When I first heard Princess Diana would be introduced in season four of The Crown, I was worried.
Portraying real people on screen is no easy task and while some people get it right, à la Jamie Foxx as Ray Charles in Ray, others get it very, very wrong (à la the cinematic tragedy of Joseph Fiennes as Michael Jackson in Urban Myths).
Thankfully, the Crown crew has knocked it out of the park. Newcomer Emma Corrin is a delight, carrying a careful characterization of the late princess with poise, helped—not least of which—by the incredibly detailed work of the costume department.
The series’ lead costume designer, Amy Roberts, said: “What I think is fantastic about The Crown is the journey of Diana from this kind of girl that’s not particularly fashion[able], and she’s shy, wearing these bobbly jumpers.
“It was so amazing to go from that and take her into this fantastic, streamlined, extraordinary woman.”
And so she did, over the course of ten episodes, thrusting a generation of Netflix-bingers through the ten-or-so years that made Princess Diana a fashion icon.
She has a new look in almost every scene, either faithfully recreated from the real moments they mirror or adapted to express the princess’ progression to—and through—royalty.
As most the series takes place in the 1980s (arguably one of the most gaudy decades in fashion history), it’s a rather vivid trip down memory lane, too.
Case in point:
Princess Diana’s Polka Dot Gown
Princess Diana first wore the red and gold gown to the premiere of For Your Eyes Only, the Bond film, a month before her wedding in 1981. A year later, she wore it again for an evening at the Royal Opera House, paired it with a dramatic black cloak and a gold and diamond necklace in the shape of the Prince of Wales feathers.
In The Crown, Corrin accessorises the Bellville Sassoon creation with the Royal Family Order (shown on the yellow ribbon, above), awarded to members of the family whom the Queen trusts.
Diana was relatively quick to get hers, wearing it on tour in Australia by 1983. By comparison, the Duchess of Cambridge had to wait seven years after joining the royal family to get hers.
Princess Diana’s Yellow Dungarees
While it’s more of a creative interpretation of the original ensemble, Corrin wears Diana’s infamous yellow dungarees with a patterned cardigan to the Badminton Horse Trials in the new series.
The real Diana wore a similar outfit, complete with dungarees and Peter Pan collar, at a polo match at Windsor in 1981. She was just 19 at the time, and recently engaged to Prince Charles.

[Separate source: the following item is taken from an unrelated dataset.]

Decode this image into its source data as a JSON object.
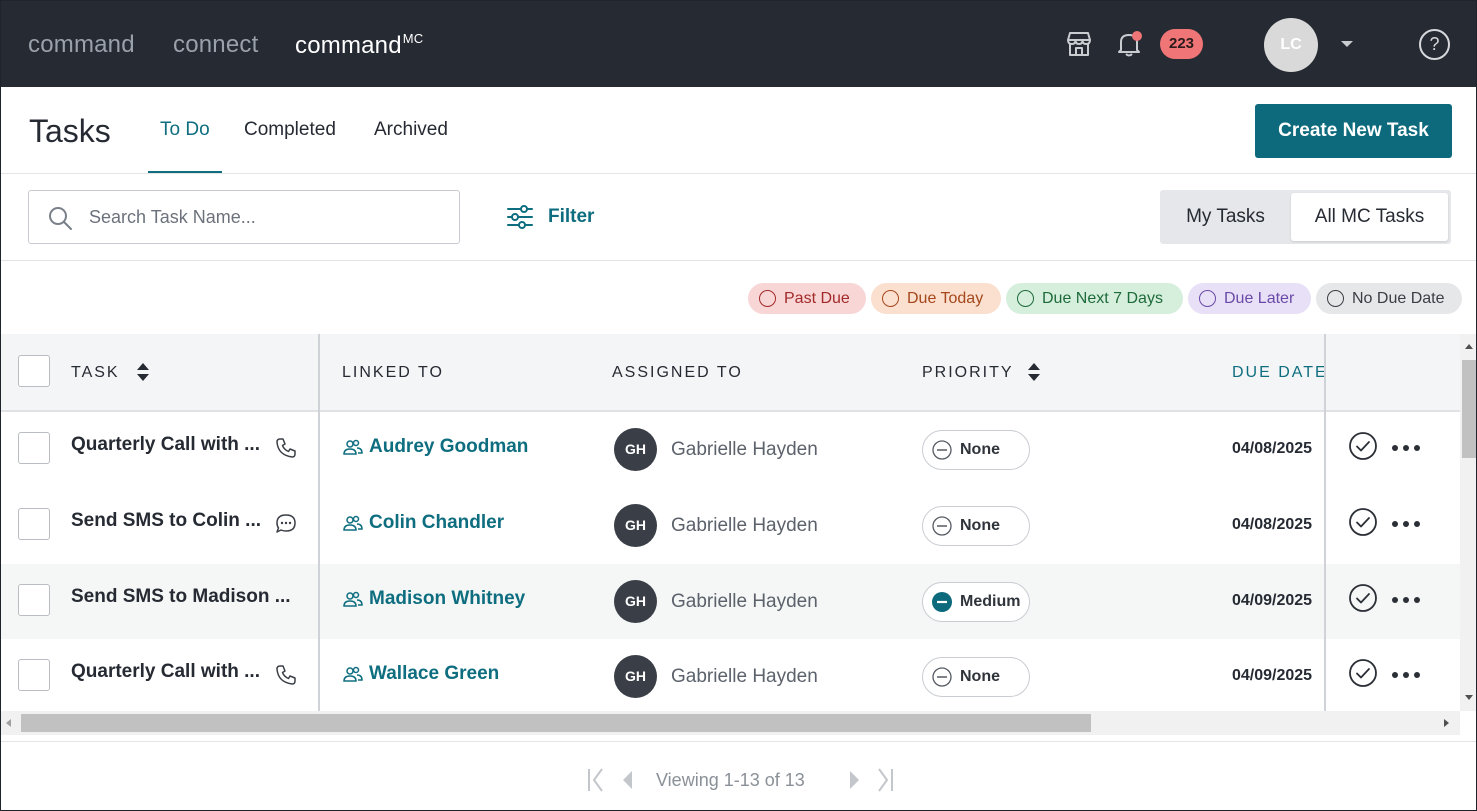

Princess Diana’s iconic sheep jumper
When Princess Diana wore her “black sheep jumper” to Windsor Polo in real life, many took it to symbolize her outsider status within ‘The Firm’ (aka the Royal Family).
In The Crown, she wears it for a lonely night in, watching TV at Buckingham Palace.
According to ‘80s knitwear label Warm and Wonderful, she loved the original jumper so much that she asked if they could repair it when it was snagged.
“We always imagined her enormous engagement ring caught in the threads,” Sally Muir, the label’s co-founder, told The Telegraph.
“It was sent back to us with a very charming letter from her secretary, saying how much she loved it and could we mend it. We decided that rather than cobble together the damaged one, we’d make her a perfect new one.”
Princess Diana’s Wedding Dress
The second Diana took her vows in a gown with a 25-foot train, it became one of the most iconic wedding dresses in history.
The silk taffeta gown was hand-crafted by David and Elizabeth Emanuel at the time, and The Crown’s costume department consulted with the Emanuels to ensure the replica dress—worn for just a few seconds in the series—was as similar as possible. The original designers even gave them its patterns.
“We were filming the scene when you first see her in the wedding dress—I think it was Lancaster House in London—and I had a team of about ten people helping me put it on, because it’s massive,” Corrin told British Vogue.
“I walked out and everyone went completely silent. More than anything else I wear in the series, it’s so…it’s her.”
Princess Diana in Paris
Over the years, the Princess of Wales’ style became increasingly refined and glamorous, reflecting the changing tides of clothing culturally.
For a dinner at the Elysee Palace in Paris, November 1988, she wore a cream silk dress with beaded embellishments by Victor Edelstein and a matching bolero.
Perhaps more so than any other outfit in the series, the confidence of Corrin, and the costume designers, speaks volumes here. It is perfection.